Il frutto di un approccio politico e culturale inadeguato, e della pretesa di affidare a singoli progetti, per quanto rilevanti, la risoluzione di problemi che richiedono un approccio di tipo sistemico. Le politiche attive del lavoro efficaci, dove funzionano, fanno leva su due pilastri. Il primo è rappresentato da quelle finalizzate ad incrementare l’occupabilità delle persone in un’ottica di medio e lungo periodo, con investimenti ed interventi volti a migliorare la qualità dei percorsi educativi, scolastici e formativi per integrarli con quelli lavorativi, e per valorizzare esperienze lavorative svolte con l’apprendimento continuo. Un approccio complesso e che, per definizione, richiede il coinvolgimento di una pluralità di soggetti istituzionali e privati.
Il secondo pilastro è rappresentato dagli interventi finalizzati a migliorare l’incontro tra la domanda e l’offerta di lavoro per soddisfare fabbisogni immediati del sistema produttivo e per favorire l’inserimento lavorativo delle persone in difficoltà con interventi personalizzati. E’ la domanda di lavoro che orienta i percorsi ragionevoli di inserimento lavorativo, non l’analisi burocratica fatta a tavolino dai funzionari dei Centri pubblici per l’impiego.
Questo spiega, ad esempio, perché è più elevato il tasso di intermediazione svolto dalle Agenzie private, che selezionano il personale sulla base dei fabbisogni delle aziende, rispetto a quello del tutto marginale svolto dai servizi pubblici per l’impiego. Un tema che dovrebbe essere preso di petto dalle istituzioni e dalle parti sociali per riscontrare in ambito locale la domanda di lavoro, qualificato e non, che non trova corrispondenza nell’offerta di lavoro.
Nessuna persona di buon senso può pretendere che queste criticità possano essere risolte in tempi brevi.

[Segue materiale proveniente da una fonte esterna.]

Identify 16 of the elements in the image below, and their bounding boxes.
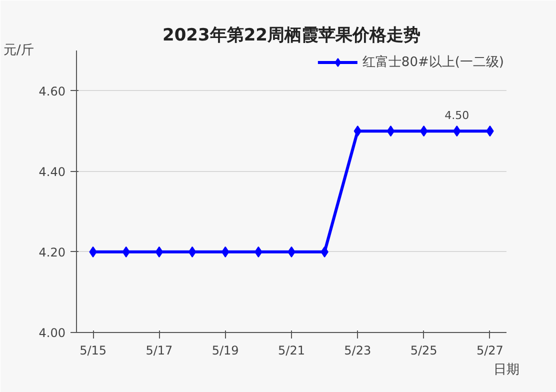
x-tick-label: 5/21 <box>278 344 305 358</box>
y-tick-label: 4.20 <box>38 245 66 260</box>
x-axis-title: 日期 <box>494 362 520 378</box>
legend-label: 红富士80#以上(一二级) <box>362 54 504 71</box>
y-tick-label: 4.00 <box>38 326 66 340</box>
x-tick-label: 5/23 <box>344 344 372 358</box>
chart-title: 2023年第22周栖霞苹果价格走势 <box>162 26 420 46</box>
data-label: 4.50 <box>444 109 470 122</box>
x-tick-label: 5/25 <box>410 344 438 358</box>
x-tick-label: 5/27 <box>476 344 504 358</box>
y-tick-label: 4.60 <box>38 84 66 98</box>
y-axis-title: 元/斤 <box>3 43 34 58</box>
x-tick-label: 5/19 <box>212 344 239 358</box>
x-tick-label: 5/15 <box>80 344 107 358</box>
x-tick-label: 5/17 <box>146 344 173 358</box>
y-tick-label: 4.40 <box>38 164 66 179</box>
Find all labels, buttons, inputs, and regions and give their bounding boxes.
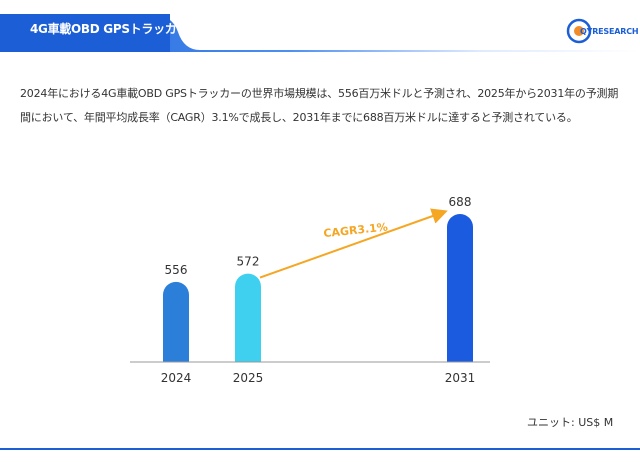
bar-base-2031	[447, 349, 473, 362]
bar-2024	[163, 281, 189, 362]
value-label-2031: 688	[449, 195, 472, 209]
logo-text: QYRESEARCH	[580, 27, 639, 36]
header: 4G車載OBD GPSトラッカー QYRESEARCH	[0, 0, 640, 58]
category-label-2031: 2031	[445, 371, 476, 385]
footer-divider	[0, 448, 640, 450]
value-label-2024: 556	[165, 263, 188, 277]
category-label-2024: 2024	[161, 371, 192, 385]
value-label-2025: 572	[237, 255, 260, 269]
summary-text: 2024年における4G車載OBD GPSトラッカーの世界市場規模は、556百万米…	[20, 87, 619, 124]
bar-base-2024	[163, 349, 189, 362]
qyresearch-logo-icon	[566, 18, 592, 44]
category-label-2025: 2025	[233, 371, 264, 385]
header-banner	[0, 14, 640, 52]
unit-label: ユニット: US$ M	[527, 416, 614, 429]
bar-base-2025	[235, 349, 261, 362]
bar-2031	[447, 214, 473, 362]
cagr-label: CAGR3.1%	[323, 220, 389, 240]
page-title: 4G車載OBD GPSトラッカー	[30, 22, 189, 36]
cagr-arrow	[259, 208, 448, 279]
bar-2025	[235, 273, 261, 362]
market-size-chart: 556 2024 572 2025 688 2031 CAGR3.1%	[130, 195, 490, 385]
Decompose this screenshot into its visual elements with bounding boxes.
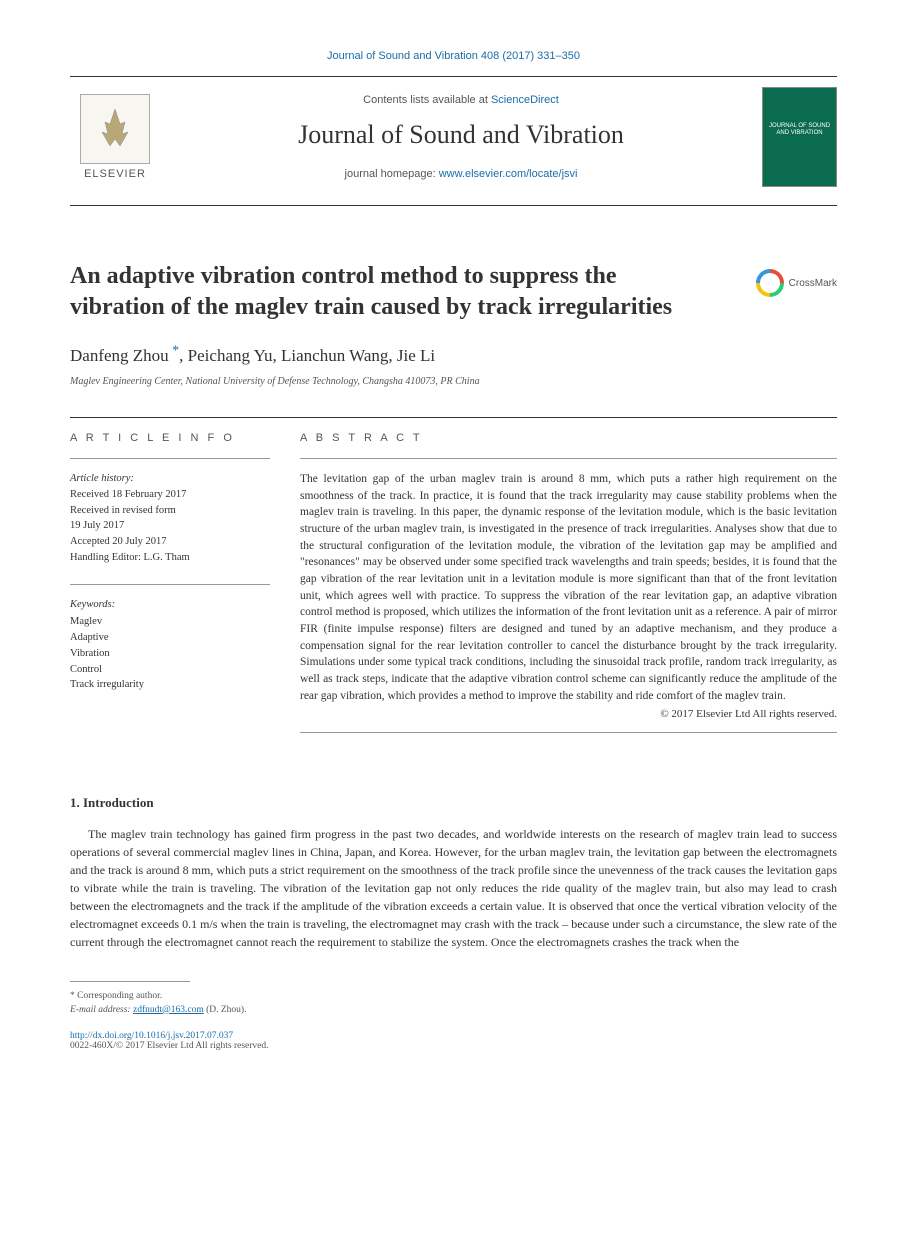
abstract-copyright: © 2017 Elsevier Ltd All rights reserved. [300,708,837,720]
intro-paragraph: The maglev train technology has gained f… [70,825,837,951]
issn-copyright: 0022-460X/© 2017 Elsevier Ltd All rights… [70,1041,837,1051]
homepage-line: journal homepage: www.elsevier.com/locat… [170,168,752,180]
keyword: Adaptive [70,630,270,646]
crossmark-icon [756,269,784,297]
divider [300,458,837,459]
keyword: Maglev [70,614,270,630]
keyword: Control [70,662,270,678]
article-info-column: A R T I C L E I N F O Article history: R… [70,417,270,745]
email-label: E-mail address: [70,1005,133,1015]
elsevier-tree-icon [80,94,150,164]
crossmark-badge[interactable]: CrossMark [756,269,837,297]
abstract-head: A B S T R A C T [300,432,837,444]
divider [300,732,837,733]
contents-label: Contents lists available at [363,94,491,106]
footnote-separator [70,981,190,982]
crossmark-label: CrossMark [789,278,837,289]
keywords-head: Keywords: [70,597,270,613]
contents-line: Contents lists available at ScienceDirec… [170,94,752,106]
authors-line: Danfeng Zhou *, Peichang Yu, Lianchun Wa… [70,343,837,366]
history-block: Article history: Received 18 February 20… [70,471,270,566]
elsevier-name: ELSEVIER [70,168,160,180]
abstract-column: A B S T R A C T The levitation gap of th… [300,417,837,745]
article-info-head: A R T I C L E I N F O [70,432,270,444]
revised-date: 19 July 2017 [70,518,270,534]
corresponding-author-note: * Corresponding author. [70,990,837,1003]
history-label: Article history: [70,471,270,487]
banner-row: ELSEVIER Contents lists available at Sci… [70,87,837,187]
corr-marker: * [169,343,180,358]
cover-title: JOURNAL OF SOUND AND VIBRATION [767,123,832,137]
doi-link[interactable]: http://dx.doi.org/10.1016/j.jsv.2017.07.… [70,1031,233,1041]
keywords-block: Keywords: Maglev Adaptive Vibration Cont… [70,597,270,694]
doi-block: http://dx.doi.org/10.1016/j.jsv.2017.07.… [70,1031,837,1051]
banner-center: Contents lists available at ScienceDirec… [160,94,762,180]
email-line: E-mail address: zdfnudt@163.com (D. Zhou… [70,1004,837,1017]
keyword: Vibration [70,646,270,662]
sciencedirect-link[interactable]: ScienceDirect [491,94,559,106]
accepted-date: Accepted 20 July 2017 [70,534,270,550]
info-abstract-row: A R T I C L E I N F O Article history: R… [70,417,837,745]
journal-cover-thumbnail: JOURNAL OF SOUND AND VIBRATION [762,87,837,187]
divider [70,458,270,459]
received-date: Received 18 February 2017 [70,487,270,503]
article-head: CrossMark An adaptive vibration control … [70,261,837,387]
journal-name: Journal of Sound and Vibration [170,120,752,150]
affiliation: Maglev Engineering Center, National Univ… [70,376,837,387]
elsevier-logo: ELSEVIER [70,94,160,180]
email-link[interactable]: zdfnudt@163.com [133,1005,204,1015]
citation-line: Journal of Sound and Vibration 408 (2017… [70,50,837,62]
abstract-text: The levitation gap of the urban maglev t… [300,471,837,704]
page: Journal of Sound and Vibration 408 (2017… [0,0,907,1091]
handling-editor: Handling Editor: L.G. Tham [70,550,270,566]
divider [70,584,270,585]
authors-text: Danfeng Zhou *, Peichang Yu, Lianchun Wa… [70,346,435,365]
journal-banner: ELSEVIER Contents lists available at Sci… [70,76,837,206]
homepage-label: journal homepage: [345,168,439,180]
revised-label: Received in revised form [70,503,270,519]
email-author: (D. Zhou). [204,1005,247,1015]
keyword: Track irregularity [70,677,270,693]
article-title: An adaptive vibration control method to … [70,261,710,323]
section-1-head: 1. Introduction [70,795,837,811]
homepage-link[interactable]: www.elsevier.com/locate/jsvi [439,168,578,180]
footnote-block: * Corresponding author. E-mail address: … [70,990,837,1017]
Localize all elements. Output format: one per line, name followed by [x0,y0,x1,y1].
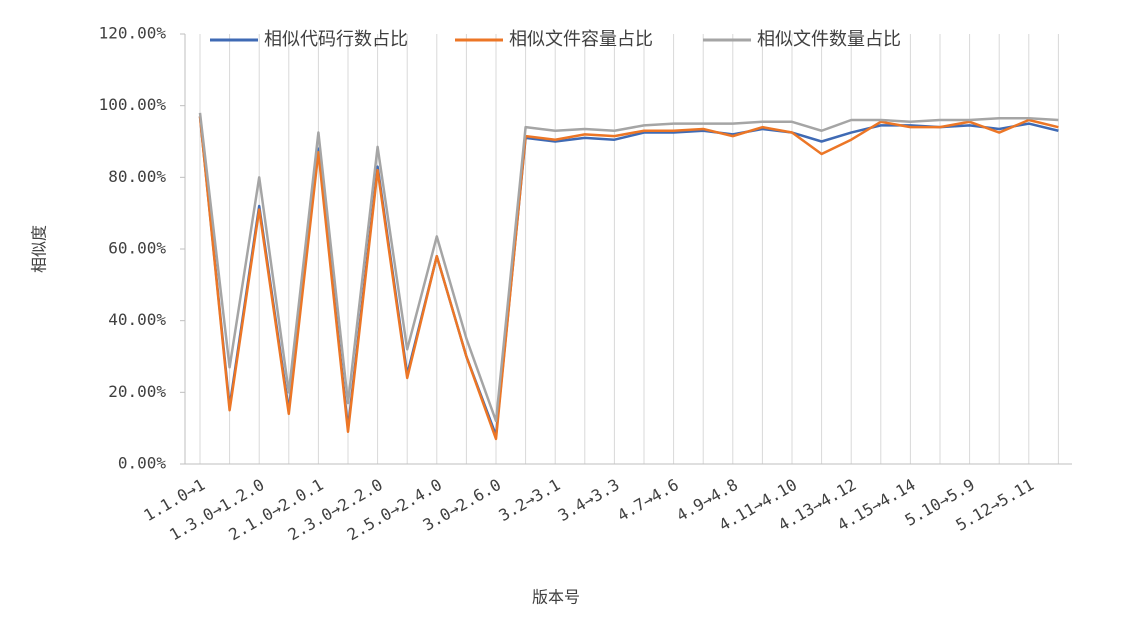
legend-label: 相似文件容量占比 [509,29,653,50]
x-axis-label: 版本号 [532,588,580,607]
y-tick-label: 0.00% [118,454,167,473]
y-tick-label: 20.00% [108,382,166,401]
series-line [198,112,1059,423]
y-tick-label: 60.00% [108,239,166,258]
legend-label: 相似代码行数占比 [264,29,408,50]
series-line [198,116,1059,437]
y-tick-label: 40.00% [108,310,166,329]
y-tick-label: 80.00% [108,167,166,186]
x-tick-label: 3.2→3.1 [496,475,564,525]
series-line [198,116,1059,441]
legend-label: 相似文件数量占比 [757,29,901,50]
y-axis-label: 相似度 [30,225,49,273]
x-tick-label: 4.7→4.6 [614,475,682,525]
y-tick-label: 120.00% [99,24,167,43]
x-tick-label: 3.4→3.3 [555,475,623,525]
y-tick-label: 100.00% [99,95,167,114]
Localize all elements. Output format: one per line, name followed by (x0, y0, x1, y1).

Ma paradossalmente questa è la promessa che accompagna il varo del Gol. Un programma privo di una governance adeguata, che affronta in modo improprio, affidandolo ai Centri per l’impiego, il tema di accrescere l’occupabilità delle persone, nonché inefficiente per la gestione dell’incontro tra domanda e offerta di lavoro. Destinato in tempi brevi a diventare un… autoGol.
Mi sono chiesto più volte il perché, nonostante i comprovati fallimenti di queste politiche, i governanti di turno continuino a proporre le stesse ricette senza riscontrare particolari opposizioni. Nella condizione attuale ritengo che tutto ciò avvenga perché promettere sussidi pubblici per acquisire il consenso è diventata ormai una prassi condivisa dal complesso delle forze politiche.
Le associazioni imprenditoriali la assecondano per favorire l’uscita dal blocco dei licenziamenti, a condizione che gli oneri vengano assunti dallo Stato. Salvo lamentarsi a posteriori che i beneficiari dei sostegni al reddito preferiscono mantenere l’assegno pubblico anziché accettare le nuove offerte di lavoro.
Le organizzazioni sindacali si dichiarano soddisfatte perché viene allungata la durata dei sostegni al reddito, convinti che questo sia il modo giusto per difendere i posti di lavoro.
Gestire in queste condizioni la mobilità del lavoro che si prospetta per milioni di persone nei prossimi anni è davvero arduo.